A concessão acabou sendo revogada pelo governo guineano, que indicou possuir evidências de que a BSGR obteve os direitos por meio de corrupção. A companhia nega as acusações.

Em janeiro, um tribunal criminal suíço julgou Steinmetz culpado de corrupção e falsificação na obtenção de direitos de exploração de minério de ferro, condenando-o a cinco anos de prisão devido ao acordo fechado pela BSGR pelo projeto. Steinmetz disse que recorreria da decisão.

Em comunicado publicado em outubro, Steinmetz afirmou que executivos da Vale vinham "ocultando de seus acionistas, de maneira fraudulenta, informações sobre os verdadeiros riscos da transação de bilhões de dólares, e divulgando informações falsas nos últimos dez anos sobre os termos sob os quais o acordo foi assinado."

Em um memorando datado de 18 de março e confirmado pela Reuters nesta sexta-feira, o gabinete dos procuradores disse que a polícia vai entrevistar executivos e ex-diretores da Vale como parte do inquérito.

O memorando não especifica os riscos que, segundo Steinmetz, deveriam ter sido divulgados aos acionistas.
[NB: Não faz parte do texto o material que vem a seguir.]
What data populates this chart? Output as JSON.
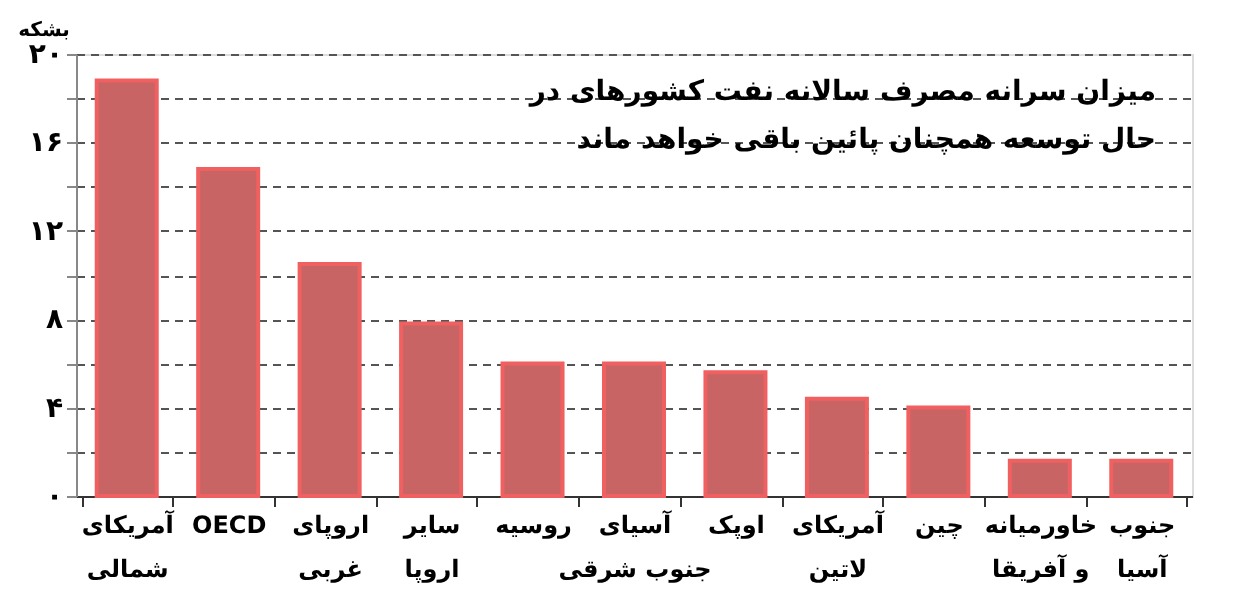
{
  "chart_data": {
    "type": "bar",
    "title": "میزان سرانه مصرف سالانه نفت کشورهای در حال توسعه همچنان پائین باقی خواهد ماند",
    "ylabel": "بشکه",
    "categories": [
      "آمریکای شمالی",
      "OECD",
      "اروپای غربی",
      "سایر اروپا",
      "روسیه",
      "آسیای جنوب شرقی",
      "اوپک",
      "آمریکای لاتین",
      "چین",
      "خاورمیانه و آفریقا",
      "جنوب آسیا"
    ],
    "values": [
      18.8,
      14.8,
      10.5,
      7.8,
      6.0,
      6.0,
      5.6,
      4.4,
      4.0,
      1.6,
      1.6
    ],
    "color": "#c86464",
    "ylim": [
      0,
      20
    ],
    "yticks": [
      {
        "value": 0,
        "label": "۰"
      },
      {
        "value": 2,
        "label": null
      },
      {
        "value": 4,
        "label": "۴"
      },
      {
        "value": 6,
        "label": null
      },
      {
        "value": 8,
        "label": "۸"
      },
      {
        "value": 10,
        "label": null
      },
      {
        "value": 12,
        "label": "۱۲"
      },
      {
        "value": 14,
        "label": null
      },
      {
        "value": 16,
        "label": "۱۶"
      },
      {
        "value": 18,
        "label": null
      },
      {
        "value": 20,
        "label": "۲۰"
      }
    ],
    "grid": "y"
  }
}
O documento, porém, se refere a alegações anteriores da BSGR de que a Vale estaria omitindo fraudulentamente informações relevantes de seus acionistas e divulgando informações falsas sobre as condições de conclusão do negócio.

O memorando diz que, pelas leis brasileiras, esses fatos constituiriam um crime.

A Reuters não possui evidências independentes que sustentem ou refutem isso.

Em nota enviada à Reuters, a Vale disse que "não possui qualquer conhecimento do referido inquérito".

"Qualquer novo intento do Sr. Steinmetz de tentar se furtar de sua responsabilidade de indenizar a Vale certamente terá o mesmo desfecho das condenações que já lhe foram impostas", acrescentou a empresa.

"O Sr. Steinmetz também responderá civil e criminalmente pelas suas manobras falaciosas."

Steinmetz não estava imediatamente disponível para comentários.

A BSGR ainda tenta reabrir um caso arbitral em Londres, que a condenou ao pagamento de 1,25 bilhão de dólares à Vale pelo investimento em Simandou. A Vale acusou a BSGR de induzi-la, de maneira fraudulenta, a adquirir uma fatia de 51% da mina.

A BSGR entrou em administração judicial em 2018, visando se proteger de disputas legais.